Great piece by Sharon Cretsinger: Recovery?

Great piece by Sharon Cretsinger: Recovery?


Not all suicide survivors are grateful. Not all of us have “recovery”. No, we have not found any kind of religion in middle age; and, we have not lost the extra weight from the Zyprexa and become a yoga instructors, although we have tried. Our last suicide attempts are not in the memorial place of our roaring twenties. Our attempts were, perhaps, last week. We are not in recovery from drugs, prescription or street. We are firmly in relapse. The last time we woke up, surprised to have our feet still firmly planted on Earth, was in a leaky, cheap motel room somewhere in the Northwest, or the South, or South America, or India. It was early this year, or late last Fall, or on a perfectly beautiful day, July 16, 2010, a Friday, when it seemed the whole world might be grateful for the release of a temperate weekend.


Some of us were, understandably, looking for attention, just as you have accused us of doing in so many cliches, and now memes. Why not? Many of our families have abandoned us. We have lacked the boundaries to keep our lovers and rapists from using our bodies in such indiscriminate ways that it is necessary, finally, to affirm that our bodies are ours to dispose of as we see fit. We pretend a great deal that our suicide attempts, our overdoses, our fits of cutting rage do not happen. We pretend that New York City is the same thirteen years post nine eleven; but, we know she is begging for a relapse. The Lincoln tunnel into the seediest part of Jersey is a mistake, of course. We never intended to use the syringe secretly stolen from a diabetic friend, and planned to stay at the Holiday Inn on the last of our bad credit. The Maplewood Motel, with its pink walls and electric blue carpet and $30 rate for three hours during the day is another foible, naturally, brought on by the fatigue of a drive through Manhattan at rush hour, along with the general lack of life, recovery and planning skills for which we have been berated over the years. That bag of Heroin, boldly purchased from a stranger at a nearby Shell station? It does not exist. We are out of practice, hit a nerve, and bleed profusely on the dirty sheets.

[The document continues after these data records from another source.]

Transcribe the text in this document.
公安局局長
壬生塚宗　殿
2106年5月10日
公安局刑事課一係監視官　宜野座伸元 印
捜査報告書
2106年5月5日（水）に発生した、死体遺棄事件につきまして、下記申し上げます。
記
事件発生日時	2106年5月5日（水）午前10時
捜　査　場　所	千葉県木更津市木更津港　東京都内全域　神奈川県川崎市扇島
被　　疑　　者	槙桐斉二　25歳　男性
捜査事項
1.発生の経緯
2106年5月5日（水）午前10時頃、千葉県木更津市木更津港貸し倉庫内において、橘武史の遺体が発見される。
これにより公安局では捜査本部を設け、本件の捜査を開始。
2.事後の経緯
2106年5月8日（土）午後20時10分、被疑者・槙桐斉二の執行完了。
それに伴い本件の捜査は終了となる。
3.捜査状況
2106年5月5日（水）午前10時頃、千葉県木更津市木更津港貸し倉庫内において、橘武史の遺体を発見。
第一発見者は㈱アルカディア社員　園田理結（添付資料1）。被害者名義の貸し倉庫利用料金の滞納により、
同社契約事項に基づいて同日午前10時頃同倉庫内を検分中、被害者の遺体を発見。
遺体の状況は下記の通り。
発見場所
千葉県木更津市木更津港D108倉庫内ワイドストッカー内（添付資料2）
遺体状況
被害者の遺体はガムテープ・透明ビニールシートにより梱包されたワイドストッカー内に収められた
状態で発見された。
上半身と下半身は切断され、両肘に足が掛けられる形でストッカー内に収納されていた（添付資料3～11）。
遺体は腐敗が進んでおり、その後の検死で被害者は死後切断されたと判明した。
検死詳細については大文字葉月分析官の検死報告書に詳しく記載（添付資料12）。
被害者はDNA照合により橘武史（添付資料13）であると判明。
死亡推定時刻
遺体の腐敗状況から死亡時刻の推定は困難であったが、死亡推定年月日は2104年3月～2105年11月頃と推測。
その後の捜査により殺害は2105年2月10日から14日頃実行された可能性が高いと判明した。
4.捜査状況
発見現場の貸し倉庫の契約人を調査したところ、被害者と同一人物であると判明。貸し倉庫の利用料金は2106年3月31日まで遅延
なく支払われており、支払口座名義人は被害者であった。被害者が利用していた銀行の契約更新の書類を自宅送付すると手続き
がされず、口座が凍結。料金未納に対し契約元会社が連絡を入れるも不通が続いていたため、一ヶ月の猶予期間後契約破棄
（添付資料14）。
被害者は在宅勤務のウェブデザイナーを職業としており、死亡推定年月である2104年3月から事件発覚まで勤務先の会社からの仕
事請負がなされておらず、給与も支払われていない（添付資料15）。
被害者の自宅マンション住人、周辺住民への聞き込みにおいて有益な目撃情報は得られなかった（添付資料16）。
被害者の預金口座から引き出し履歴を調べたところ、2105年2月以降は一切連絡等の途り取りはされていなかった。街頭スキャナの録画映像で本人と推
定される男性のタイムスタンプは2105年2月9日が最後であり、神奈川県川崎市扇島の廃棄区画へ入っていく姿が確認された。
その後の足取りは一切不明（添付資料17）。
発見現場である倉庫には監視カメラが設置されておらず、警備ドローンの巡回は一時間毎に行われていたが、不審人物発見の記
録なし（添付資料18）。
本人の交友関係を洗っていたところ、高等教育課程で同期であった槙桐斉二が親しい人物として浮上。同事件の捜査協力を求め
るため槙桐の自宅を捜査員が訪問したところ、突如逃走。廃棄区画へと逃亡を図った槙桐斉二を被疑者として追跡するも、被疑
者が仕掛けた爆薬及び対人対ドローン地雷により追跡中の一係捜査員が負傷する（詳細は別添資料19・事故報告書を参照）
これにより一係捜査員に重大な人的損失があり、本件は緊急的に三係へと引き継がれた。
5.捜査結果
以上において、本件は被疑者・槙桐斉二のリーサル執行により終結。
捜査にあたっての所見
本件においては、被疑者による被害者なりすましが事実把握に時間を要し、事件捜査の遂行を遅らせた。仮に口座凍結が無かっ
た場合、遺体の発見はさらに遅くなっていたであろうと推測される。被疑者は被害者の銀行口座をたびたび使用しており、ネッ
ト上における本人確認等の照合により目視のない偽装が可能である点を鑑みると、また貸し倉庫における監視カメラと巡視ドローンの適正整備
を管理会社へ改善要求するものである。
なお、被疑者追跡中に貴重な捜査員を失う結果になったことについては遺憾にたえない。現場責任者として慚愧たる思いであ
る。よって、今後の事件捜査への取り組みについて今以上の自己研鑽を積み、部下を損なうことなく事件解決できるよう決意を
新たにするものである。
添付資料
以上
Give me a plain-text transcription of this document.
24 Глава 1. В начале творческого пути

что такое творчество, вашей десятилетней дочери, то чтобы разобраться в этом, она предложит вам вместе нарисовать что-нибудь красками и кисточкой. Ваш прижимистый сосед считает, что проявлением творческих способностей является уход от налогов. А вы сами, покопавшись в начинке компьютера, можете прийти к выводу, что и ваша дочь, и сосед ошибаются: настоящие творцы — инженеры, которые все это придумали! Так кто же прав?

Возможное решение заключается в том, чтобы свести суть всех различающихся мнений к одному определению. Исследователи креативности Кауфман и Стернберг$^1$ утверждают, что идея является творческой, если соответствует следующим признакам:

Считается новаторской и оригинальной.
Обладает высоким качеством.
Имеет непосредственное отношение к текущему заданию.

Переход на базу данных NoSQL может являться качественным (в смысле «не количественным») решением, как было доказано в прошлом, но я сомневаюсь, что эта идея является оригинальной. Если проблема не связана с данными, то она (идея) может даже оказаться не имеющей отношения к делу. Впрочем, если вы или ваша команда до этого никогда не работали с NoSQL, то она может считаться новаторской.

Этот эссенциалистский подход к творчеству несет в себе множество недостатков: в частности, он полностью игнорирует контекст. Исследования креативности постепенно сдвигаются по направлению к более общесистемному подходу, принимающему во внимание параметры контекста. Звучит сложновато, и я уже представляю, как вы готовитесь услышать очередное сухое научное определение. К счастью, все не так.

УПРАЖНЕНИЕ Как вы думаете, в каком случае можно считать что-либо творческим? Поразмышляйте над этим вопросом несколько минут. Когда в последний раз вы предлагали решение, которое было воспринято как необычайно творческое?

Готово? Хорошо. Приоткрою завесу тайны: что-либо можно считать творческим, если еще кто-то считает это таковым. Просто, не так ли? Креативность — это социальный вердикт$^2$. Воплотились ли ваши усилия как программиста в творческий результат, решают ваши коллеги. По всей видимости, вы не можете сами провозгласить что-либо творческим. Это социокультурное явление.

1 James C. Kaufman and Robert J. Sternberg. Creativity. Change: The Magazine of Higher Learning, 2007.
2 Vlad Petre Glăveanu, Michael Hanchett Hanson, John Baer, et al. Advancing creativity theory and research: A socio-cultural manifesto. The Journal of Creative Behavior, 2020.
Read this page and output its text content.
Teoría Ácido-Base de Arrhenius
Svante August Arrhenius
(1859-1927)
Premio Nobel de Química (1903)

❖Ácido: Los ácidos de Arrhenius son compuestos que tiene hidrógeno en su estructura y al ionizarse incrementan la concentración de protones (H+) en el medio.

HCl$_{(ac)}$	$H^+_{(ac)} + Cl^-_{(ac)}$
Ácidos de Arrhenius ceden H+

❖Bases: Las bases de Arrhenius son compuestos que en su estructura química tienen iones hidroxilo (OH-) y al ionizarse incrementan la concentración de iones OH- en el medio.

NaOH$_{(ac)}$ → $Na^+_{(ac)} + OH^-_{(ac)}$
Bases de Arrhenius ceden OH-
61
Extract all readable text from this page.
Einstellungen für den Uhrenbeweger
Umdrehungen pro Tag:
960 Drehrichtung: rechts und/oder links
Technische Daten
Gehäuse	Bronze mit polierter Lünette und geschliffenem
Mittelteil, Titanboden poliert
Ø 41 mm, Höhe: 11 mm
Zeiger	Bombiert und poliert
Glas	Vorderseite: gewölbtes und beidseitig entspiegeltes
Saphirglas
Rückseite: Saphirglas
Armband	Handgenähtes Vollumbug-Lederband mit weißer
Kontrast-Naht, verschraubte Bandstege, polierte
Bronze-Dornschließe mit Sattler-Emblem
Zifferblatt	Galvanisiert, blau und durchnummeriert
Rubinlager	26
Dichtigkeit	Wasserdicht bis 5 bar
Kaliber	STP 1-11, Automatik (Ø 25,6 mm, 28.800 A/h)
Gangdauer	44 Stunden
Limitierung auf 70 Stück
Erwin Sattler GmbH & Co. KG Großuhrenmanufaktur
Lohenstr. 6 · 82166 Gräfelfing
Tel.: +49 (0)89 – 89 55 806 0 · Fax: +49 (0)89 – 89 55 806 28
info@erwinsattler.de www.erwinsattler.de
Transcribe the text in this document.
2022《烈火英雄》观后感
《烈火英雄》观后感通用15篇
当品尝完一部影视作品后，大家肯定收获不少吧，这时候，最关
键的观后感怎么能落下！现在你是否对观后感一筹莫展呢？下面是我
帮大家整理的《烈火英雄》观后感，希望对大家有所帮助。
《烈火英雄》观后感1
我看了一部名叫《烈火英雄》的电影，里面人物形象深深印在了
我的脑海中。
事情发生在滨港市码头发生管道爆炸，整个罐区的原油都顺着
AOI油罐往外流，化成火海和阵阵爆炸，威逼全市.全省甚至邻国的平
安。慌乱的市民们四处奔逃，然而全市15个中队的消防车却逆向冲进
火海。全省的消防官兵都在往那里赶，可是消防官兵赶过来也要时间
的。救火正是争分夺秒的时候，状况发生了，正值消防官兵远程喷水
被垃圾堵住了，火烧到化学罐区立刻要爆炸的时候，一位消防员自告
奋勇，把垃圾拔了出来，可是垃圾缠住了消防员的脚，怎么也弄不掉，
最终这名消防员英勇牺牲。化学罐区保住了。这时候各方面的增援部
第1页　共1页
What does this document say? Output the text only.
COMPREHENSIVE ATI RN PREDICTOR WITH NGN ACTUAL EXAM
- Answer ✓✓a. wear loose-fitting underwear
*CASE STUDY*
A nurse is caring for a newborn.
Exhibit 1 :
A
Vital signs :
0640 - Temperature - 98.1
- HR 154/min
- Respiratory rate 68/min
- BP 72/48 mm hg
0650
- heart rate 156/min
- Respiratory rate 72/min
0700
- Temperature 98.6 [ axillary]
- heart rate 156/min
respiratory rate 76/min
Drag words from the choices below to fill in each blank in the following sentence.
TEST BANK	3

We do not meditate, we do not WRAP, our emotions do not respond to CPR and our peers mostly sell us out for the $10 an hour jobs offered by the system in exchange for their truths. In more cliches and more memes, they tell us we do not try hard enough. Just one more wellness plan, one more meeting, one more shot at a community college that promises to somehow materialize for us jobs just above the subsistence level. It would be a lucky thing for us to get these jobs, we of the tribe of spoiled identities. For these institutions, we are a sure thing. Our student loans are manifest destiny, with or without the nebulous kind-of-sort-of-pretty-decent job we are supposed to get. Hell’s bells, it is easier and cheaper to become a Certified Peer Specialist and live at the same socioeconomic status, or a little better without the never-ending loan payments. There is a little more money for the Chronic.


Chronic does not happen overnight. We may begin our Chronic Journey with hope for relief from the voices we know we are not supposed to hear, and definitely are not supposed to use. If only we remember to take the lavender pill in the morning and the green and white one at night, the voices will stop clanging in our metal skulls with the traffic noise and the screams of the children we aborted for fear of the sins of the mothers‘ lavender pills, and green and white pills, being visited on the children.